Sulla via degli -stan, in attesa di partire per l’Africa

Dapprima fu l’Oriente. Negli anni Sessanta un pittoresco e scombinato convoglio di veicoli inaffidabili, a cominciare dall’iconico Kombi, prese la via di Kathmandu, la capitale del romantico e medievale Nepal, lungo la rotta hippie. I loro eredi puntarono verso la Thailandia, zaino in spalla; oggi piacciono Laos e Vietnam.

Negli anni Settanta molti viaggiatori indipendenti scelsero invece l’America centrale, affascinati dalla cultura popolare, dalle rovine maya e dalle spiagge tropicali; la carismatica figura di Ernesto Che Guevara fece il resto.

È invece più recente, a partire dal nuovo millennio, l’interesse per i Paesi «-stan» (Kazakistan, Kirghizistan, Uzbekistan, Turkmenistan e Tagikistan).

La prossima frontiera dei viaggiatori indipendenti potrebbe però essere l’Africa. Sino ad ora è rimasta ai margini del turismo mondiale; registra 70 milioni di arrivi internazionali, appena il 5% del miliardo e mezzo totale. Oltretutto le differenze interne sono fortissime. Marocco, Tunisia ed Egitto fanno la parte del leone e sono pienamente integrati nel sistema del turismo mediterraneo (che vale da solo un terzo del movimento mondiale). All’estremità meridionale del continente anche il Sud Africa è molto attivo, declinando nelle proposte sostenibilità e riconciliazione nazionale. Gli altri cinquanta Stati africani si spartiscono le briciole. L’infinita distesa assolata del Sahara, il «sesto oceano», con i suoi dieci milioni di chilometri quadrati, è una barriera che da sempre separa storie e destini.

Nell’Africa centrale e meridionale per lungo tempo hanno prevalso forme tradizionali di turismo, introdotte al tempo della dominazione coloniale: per esempio safari e visite ai parchi nazionali. Al di fuori di questi percorsi consolidati s’intravede ora qualche timido segnale di nuovi interessi, ma tutto o quasi è da scoprire. Per esempio cosa sapete di Accra? Poco o nulla, temo. Eppure nel 2023 Lonely Planet ha incluso la capitale del Ghana tra le mete di tendenza per la sua vita notturna, lo shopping, la gastronomia, la musica, la moda, l’arte e una vivace subcultura legata a surf e skateboard.

Quest’anno invece si parla molto del Benin. Il piccolo Paese dell’Africa occidentale conserva le memorie dell’antico Regno del Dahomey, con le sue donne guerriere e i palazzi della storica capitale Abomey. Inoltre il Benin è la patria spirituale del vudù, la misteriosa religione sincretica praticata ad Haiti dagli schiavi africani. Il più importante Festival del vudù si svolge a gennaio nella regione di Ouidah. Ma si può visitare anche Ganvié, gigantesco villaggio su palafitte costruito nel lago Nokoué. Dall’altra parte del Continente la costa swahili della Tanzania accoglie da millenni i viaggiatori, sospinti lungo le rotte commerciali create dal soffio dei monsoni. Qui, dove i nativi pescano su ngalawa di legno (tradizionali imbarcazioni a vela con bilancieri) accanto ai traghetti ad alta velocità, è particolarmente evidente la caratteristica mescolanza di tradizione e modernità.

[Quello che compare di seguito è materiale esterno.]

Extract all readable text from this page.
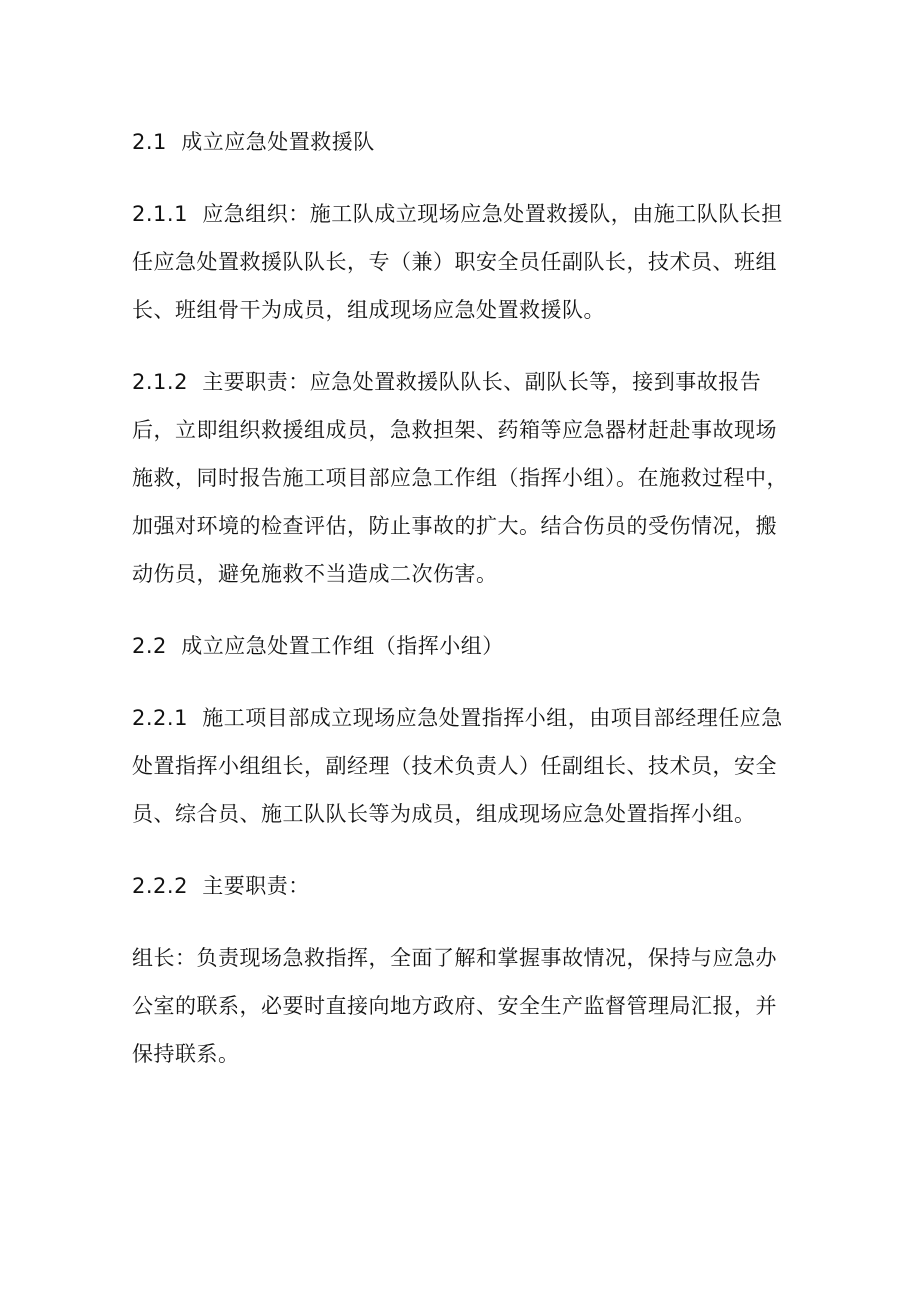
2.1  成立应急处置救援队
2.1.1  应急组织：施工队成立现场应急处置救援队，由施工队队长担任应急处置救援队队长，专（兼）职安全员任副队长，技术员、班组长、班组骨干为成员，组成现场应急处置救援队。
2.1.2  主要职责：应急处置救援队队长、副队长等，接到事故报告后，立即组织救援组成员，急救担架、药箱等应急器材赶赴事故现场施救，同时报告施工项目部应急工作组（指挥小组）。在施救过程中，加强对环境的检查评估，防止事故的扩大。结合伤员的受伤情况，搬动伤员，避免施救不当造成二次伤害。
2.2  成立应急处置工作组（指挥小组）
2.2.1  施工项目部成立现场应急处置指挥小组，由项目部经理任应急处置指挥小组组长，副经理（技术负责人）任副组长、技术员，安全员、综合员、施工队队长等为成员，组成现场应急处置指挥小组。
2.2.2  主要职责：
组长：负责现场急救指挥，全面了解和掌握事故情况，保持与应急办公室的联系，必要时直接向地方政府、安全生产监督管理局汇报，并保持联系。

L’Africa è pronta; trasporti e ospitalità sono già ben sviluppati, si tratta semmai di misurarsi con alcune resistenze psicologiche. Per esempio le vaccinazioni. Nell’Africa subsahariana sono generalmente raccomandate quelle contro febbre gialla, epatite, febbre tifoide, tetano, meningite, rabbia, colera, oltre a misure di profilassi per la malaria. L’elenco è abbastanza impressionante ma nella pratica tutte queste misure non sono sempre necessarie, specie se si viaggia nelle grandi città, e comunque il fastidio si riduce a poca cosa.

Pesa di più un’immagine del Continente largamente superata, troppo dipendente dalle migrazioni. In questa prospettiva l’Africa sarebbe solo una terra povera, arida, sconvolta da guerre e distruzioni, dalla quale tutti vogliono fuggire. Niente di più falso. Per cominciare l’Africa ha vastissimi suoli coltivabili (non sempre ben sfruttati). L’economia è vivace, in rapida trasformazione. Inoltre la violenza politica è in diminuzione; a partire dagli anni Novanta del secolo scorso sono sempre più frequenti elezioni democratiche dove si confrontano partiti diversi. E due Paesi, Etiopia e Tanzania, sono guidati da donne. È tempo insomma di superare molti luoghi comuni; anche per questo viaggiamo.